Podcasting in a kit
When I first started out in podcasting, the very first thing I purchased (after embarrassing myself with my crappy Microsoft Lifechat headset), was a condensor microphone. That worked fairly well for a few shows, but I realized I needed more control. I was on a mission to find what I needed, something preferably already put together for me. I found such an item in the Behringer PODCASTUDIO USB.
This kit comes equipped with everything a novice podcaster needs to produce a good quality show.
The kit comes with a 5 input 2-bus mixer by Behringer. The XENYX 502 is a nice, small form factor mixer that is portable, allowing you to take your studio on the road if you need to. The mixer is limited on functionality with only 5 inputs and no mix-minus setup (it doesn’t have any aux ports on it). In my experience, though, if you are using Skype to bring in a co-host, then Skype’s built-in echo cancellation seems to work pretty well making it acceptable to use this mixer for at least one co-host on your show. This mixer is about $45 outside of the kit.
USB Sound Adapter
Before I purchased this kit, I never really used a USB sound adapter. I had always opted for the built-in sound on a computer motherboard or an add-in card. The UCA200 changed my mind and I went on to purchase additional versions of the device. The UCA200 that comes with the kit has the USB connection and RCA in and out ports on it. With this kit, the UCA is connected to the CD/Tape In and Out on the 502 mixer via RCA cables. On both the Mac and Windows platforms, it just shows up and works in your device list (tested with OS X 10.5 and Windows 7).
I haven’t been able to find the UCA200 by itself outside of this kit, but the UCA202 runs about $30.
I prefer dynamic microphones over condenser microphones, but it really depends on how your voice sounds. If your voice sounds better on a condenser microphone, then that is what you should use. This kit comes with a dynamic microphone – the XM8500. Purchased separately, the microphone goes for about $25. There are plenty of dynamic microphones from $25 to $50 that sound great! The frequency response of the XM8500 is 50Hz to 15Khz with a two-stage pop filter. Even with the pop filter, I recommend that you use a windscreen or an external pop filter on this microphone.
The Behringer HPM1000 headphones are considered multi-purpose headphones. They are classified as having an ultra-wide frequency response, but to me that’s just marketing that is widely used on many headphones. They do come with a 1/8″ adapter to adapt the 1/4″ connector for use with many devices. As far as headphones go, they aren’t bad. Don’t expect the same results out of them as you would get from a $100 set of headphones as these are about $10 by themselves.

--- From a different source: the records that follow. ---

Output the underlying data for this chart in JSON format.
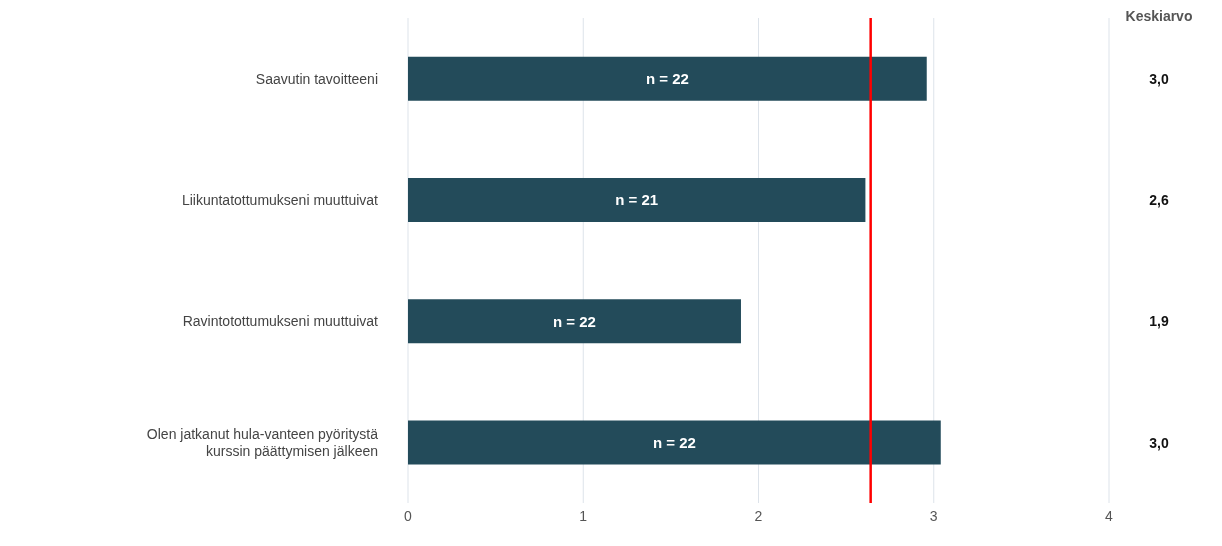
{
  "chart_data": {
    "type": "bar",
    "orientation": "horizontal",
    "categories": [
      "Saavutin tavoitteeni",
      "Liikuntatottumukseni muuttuivat",
      "Ravintotottumukseni muuttuivat",
      "Olen jatkanut hula-vanteen pyöritystä kurssin päättymisen jälkeen"
    ],
    "values": [
      2.96,
      2.61,
      1.9,
      3.04
    ],
    "value_labels": [
      "3,0",
      "2,6",
      "1,9",
      "3,0"
    ],
    "color": "#234b5a",
    "xlim": [
      0,
      4
    ],
    "xticks": [
      0,
      1,
      2,
      3,
      4
    ],
    "grid": "x",
    "ref_lines": [
      {
        "axis": "x",
        "value": 2.64,
        "color": "#ff0000"
      }
    ],
    "annotations": [
      "Keskiarvo",
      "n = 22",
      "n = 21",
      "n = 22",
      "n = 22"
    ]
  }
}
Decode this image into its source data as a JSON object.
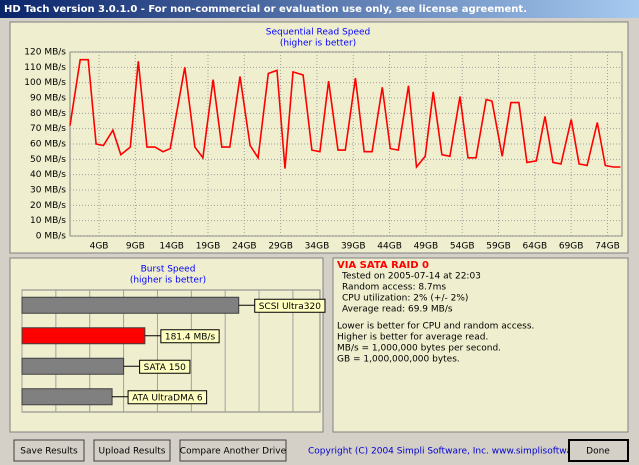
{
  "window": {
    "title": "HD Tach version 3.0.1.0  - For non-commercial or evaluation use only, see license agreement.",
    "buttons": [
      "Save Results",
      "Upload Results",
      "Compare Another Drive"
    ],
    "copyright": "Copyright (C) 2004 Simpli Software, Inc. www.simplisoftware.com",
    "done": "Done"
  },
  "chart_data": [
    {
      "type": "line",
      "title": "Sequential Read Speed",
      "subtitle": "(higher is better)",
      "x": [
        0.0,
        1.4,
        2.5,
        3.6,
        4.6,
        5.9,
        7.0,
        8.3,
        9.4,
        10.6,
        11.7,
        12.8,
        13.8,
        15.8,
        17.2,
        18.3,
        19.7,
        20.9,
        22.0,
        23.4,
        24.8,
        25.9,
        27.3,
        28.5,
        29.6,
        30.7,
        32.1,
        33.3,
        34.4,
        35.6,
        36.9,
        37.9,
        39.3,
        40.5,
        41.6,
        43.0,
        44.1,
        45.2,
        46.6,
        47.7,
        48.9,
        50.0,
        51.2,
        52.3,
        53.7,
        54.8,
        55.9,
        57.3,
        58.1,
        59.5,
        60.7,
        61.8,
        62.9,
        64.2,
        65.4,
        66.5,
        67.6,
        69.0,
        70.1,
        71.2,
        72.6,
        73.7,
        74.8,
        75.8
      ],
      "series": [
        {
          "color": "#ff0000",
          "values": [
            72,
            115,
            115,
            60,
            59,
            69,
            53,
            58,
            114,
            58,
            58,
            55,
            57,
            110,
            58,
            51,
            102,
            58,
            58,
            104,
            59,
            51,
            106,
            108,
            44,
            107,
            105,
            56,
            55,
            101,
            56,
            56,
            103,
            55,
            55,
            97,
            57,
            56,
            98,
            45,
            52,
            94,
            53,
            52,
            91,
            51,
            51,
            89,
            88,
            52,
            87,
            87,
            48,
            49,
            78,
            48,
            47,
            76,
            47,
            46,
            74,
            46,
            45,
            45
          ]
        }
      ],
      "xlim": [
        0,
        76
      ],
      "xticks": [
        {
          "value": 4,
          "label": "4GB"
        },
        {
          "value": 9,
          "label": "9GB"
        },
        {
          "value": 14,
          "label": "14GB"
        },
        {
          "value": 19,
          "label": "19GB"
        },
        {
          "value": 24,
          "label": "24GB"
        },
        {
          "value": 29,
          "label": "29GB"
        },
        {
          "value": 34,
          "label": "34GB"
        },
        {
          "value": 39,
          "label": "39GB"
        },
        {
          "value": 44,
          "label": "44GB"
        },
        {
          "value": 49,
          "label": "49GB"
        },
        {
          "value": 54,
          "label": "54GB"
        },
        {
          "value": 59,
          "label": "59GB"
        },
        {
          "value": 64,
          "label": "64GB"
        },
        {
          "value": 69,
          "label": "69GB"
        },
        {
          "value": 74,
          "label": "74GB"
        }
      ],
      "ylim": [
        0,
        120
      ],
      "yticks": [
        {
          "value": 0,
          "label": "0 MB/s"
        },
        {
          "value": 10,
          "label": "10 MB/s"
        },
        {
          "value": 20,
          "label": "20 MB/s"
        },
        {
          "value": 30,
          "label": "30 MB/s"
        },
        {
          "value": 40,
          "label": "40 MB/s"
        },
        {
          "value": 50,
          "label": "50 MB/s"
        },
        {
          "value": 60,
          "label": "60 MB/s"
        },
        {
          "value": 70,
          "label": "70 MB/s"
        },
        {
          "value": 80,
          "label": "80 MB/s"
        },
        {
          "value": 90,
          "label": "90 MB/s"
        },
        {
          "value": 100,
          "label": "100 MB/s"
        },
        {
          "value": 110,
          "label": "110 MB/s"
        },
        {
          "value": 120,
          "label": "120 MB/s"
        }
      ],
      "grid": true
    },
    {
      "type": "barh",
      "title": "Burst Speed",
      "subtitle": "(higher is better)",
      "categories": [
        "SCSI Ultra320",
        "181.4 MB/s",
        "SATA 150",
        "ATA UltraDMA 6"
      ],
      "values": [
        320,
        181.4,
        150,
        133
      ],
      "colors": [
        "#808080",
        "#ff0000",
        "#808080",
        "#808080"
      ],
      "xlim": [
        0,
        440
      ],
      "xticks": [
        0,
        50,
        100,
        150,
        200,
        250,
        300,
        350,
        400
      ],
      "grid": true
    }
  ],
  "info": {
    "drive": "VIA SATA RAID 0",
    "results": [
      "Tested on 2005-07-14 at 22:03",
      "Random access: 8.7ms",
      "CPU utilization: 2% (+/- 2%)",
      "Average read: 69.9 MB/s"
    ],
    "notes": [
      "Lower is better for CPU and random access.",
      "Higher is better for average read.",
      "MB/s = 1,000,000 bytes per second.",
      "GB = 1,000,000,000 bytes."
    ]
  }
}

For $129.99, you can get a kit that has everything matched and ready to go for recording your podcasts. The software that comes with the kit, unless it’s been updated since I purchased the kit over a year ago, is garbage. The Mac versions of the software won’t run on any version of Mac OS X that doesn’t have the Rosetta emulation component in it. You’re not buying the kit for the software, but rather the hardware that has been picked to work well together. If you’re using a Mac, you can easily record and edit your podcasts in GarageBand. On the Mac and PC platforms, Audacity is free and is very powerful for recording and editing audio.
Once you have several episodes of your podcast under your belt, you will probably outgrow this kit. However, the mixer is something that is always handy to have around the studio in case you need to set up something special or take your show on the road. I’m still using the XM8500 microphone as my guest microphone as well as the HPM1000 headphones for the guest headphones. The UCA200 is one of three that are an integral part of my podcasting studio.